There are more than 900,000 manufacturing jobs open across the country right now, and the next 10 years will provide more than 4 million life-changing opportunities.  Each manufacturing job pays more than a living wage.  Down through the years, manufacturing employment has been the ladder of economic advancement for generations of families.

Here in Alabama, 13 percent of our employment is manufacturing and produces 17 percent of our state economic output, showing the positive productivity of our industry.  

Closer to home for me, the Alabama iron and steel industry directly employs 14,900 workers and supports 76,388 indirect jobs.  These payrolls are 1.48 and 4.68 billion dollars respectively.  Alabama’s iron and steel industry annually adds 717 million dollars to our state and local tax coffers.

Manufacturing and agriculture create wealth, and I’m proud and grateful to be a part of it.  The iron and steel industry is essential to construction, economic expansion, and national security.  And even closer to home, the manufacture of iron and steel water pipe from recycled raw materials contributes to public health and safety.  Clean water is the greatest advancement in public health in the history of the world, and manufactured iron pipe is essential to that advance.

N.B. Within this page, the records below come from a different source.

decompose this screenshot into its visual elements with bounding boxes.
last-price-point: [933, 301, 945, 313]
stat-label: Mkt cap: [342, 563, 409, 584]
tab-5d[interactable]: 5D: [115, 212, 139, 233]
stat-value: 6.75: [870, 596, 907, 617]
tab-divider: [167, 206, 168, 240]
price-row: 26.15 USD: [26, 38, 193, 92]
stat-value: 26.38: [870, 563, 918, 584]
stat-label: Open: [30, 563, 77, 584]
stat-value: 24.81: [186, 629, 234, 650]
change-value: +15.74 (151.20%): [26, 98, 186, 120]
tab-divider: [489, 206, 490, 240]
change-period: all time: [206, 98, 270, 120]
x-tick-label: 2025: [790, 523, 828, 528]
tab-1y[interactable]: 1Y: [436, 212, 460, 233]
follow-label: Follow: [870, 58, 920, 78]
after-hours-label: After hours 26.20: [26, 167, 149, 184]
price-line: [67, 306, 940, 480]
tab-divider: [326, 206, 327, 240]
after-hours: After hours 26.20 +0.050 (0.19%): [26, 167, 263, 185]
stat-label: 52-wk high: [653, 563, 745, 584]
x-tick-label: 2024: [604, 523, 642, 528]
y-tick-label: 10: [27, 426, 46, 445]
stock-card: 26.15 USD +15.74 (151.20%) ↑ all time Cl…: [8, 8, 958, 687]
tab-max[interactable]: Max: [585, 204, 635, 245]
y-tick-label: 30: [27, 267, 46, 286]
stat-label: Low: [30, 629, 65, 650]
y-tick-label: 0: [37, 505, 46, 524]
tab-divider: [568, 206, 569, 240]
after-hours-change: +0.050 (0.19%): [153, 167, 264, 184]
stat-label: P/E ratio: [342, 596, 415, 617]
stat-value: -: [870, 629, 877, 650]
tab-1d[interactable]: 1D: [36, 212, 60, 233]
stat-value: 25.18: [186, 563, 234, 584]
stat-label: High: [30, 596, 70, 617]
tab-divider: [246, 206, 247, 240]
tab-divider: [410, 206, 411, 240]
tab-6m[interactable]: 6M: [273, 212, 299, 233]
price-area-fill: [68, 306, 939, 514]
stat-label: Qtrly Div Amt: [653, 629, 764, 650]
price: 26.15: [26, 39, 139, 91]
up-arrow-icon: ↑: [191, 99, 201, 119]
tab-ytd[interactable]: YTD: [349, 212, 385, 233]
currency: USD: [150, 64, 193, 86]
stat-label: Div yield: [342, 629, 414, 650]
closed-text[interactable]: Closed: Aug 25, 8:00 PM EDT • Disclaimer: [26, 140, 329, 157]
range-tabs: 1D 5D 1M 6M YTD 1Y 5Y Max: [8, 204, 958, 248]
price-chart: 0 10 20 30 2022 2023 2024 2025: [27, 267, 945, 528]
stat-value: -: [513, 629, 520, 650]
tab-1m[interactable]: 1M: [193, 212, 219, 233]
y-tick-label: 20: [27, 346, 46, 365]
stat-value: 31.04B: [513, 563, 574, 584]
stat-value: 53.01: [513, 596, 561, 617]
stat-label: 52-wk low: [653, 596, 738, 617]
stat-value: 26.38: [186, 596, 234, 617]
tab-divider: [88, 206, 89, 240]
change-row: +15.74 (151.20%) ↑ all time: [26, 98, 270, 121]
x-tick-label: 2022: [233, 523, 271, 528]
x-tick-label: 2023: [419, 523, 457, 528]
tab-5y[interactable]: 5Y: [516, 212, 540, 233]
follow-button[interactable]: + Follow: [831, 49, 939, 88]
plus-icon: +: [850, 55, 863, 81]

So on this Manufacturing Day, I salute the workers, the industry, and the investors who make manufacturing possible here in America and in my home state of Alabama.

Maury D. Gaston is chairman of the Alabama Iron and Steel Council, a council of Manufacture Alabama, and a director and past chairman of the state of Alabama Engineering Hall of Fame. Gaston is a mechanical engineering graduate of Auburn University and manager of marketing for American Cast Iron Pipe in Birmingham.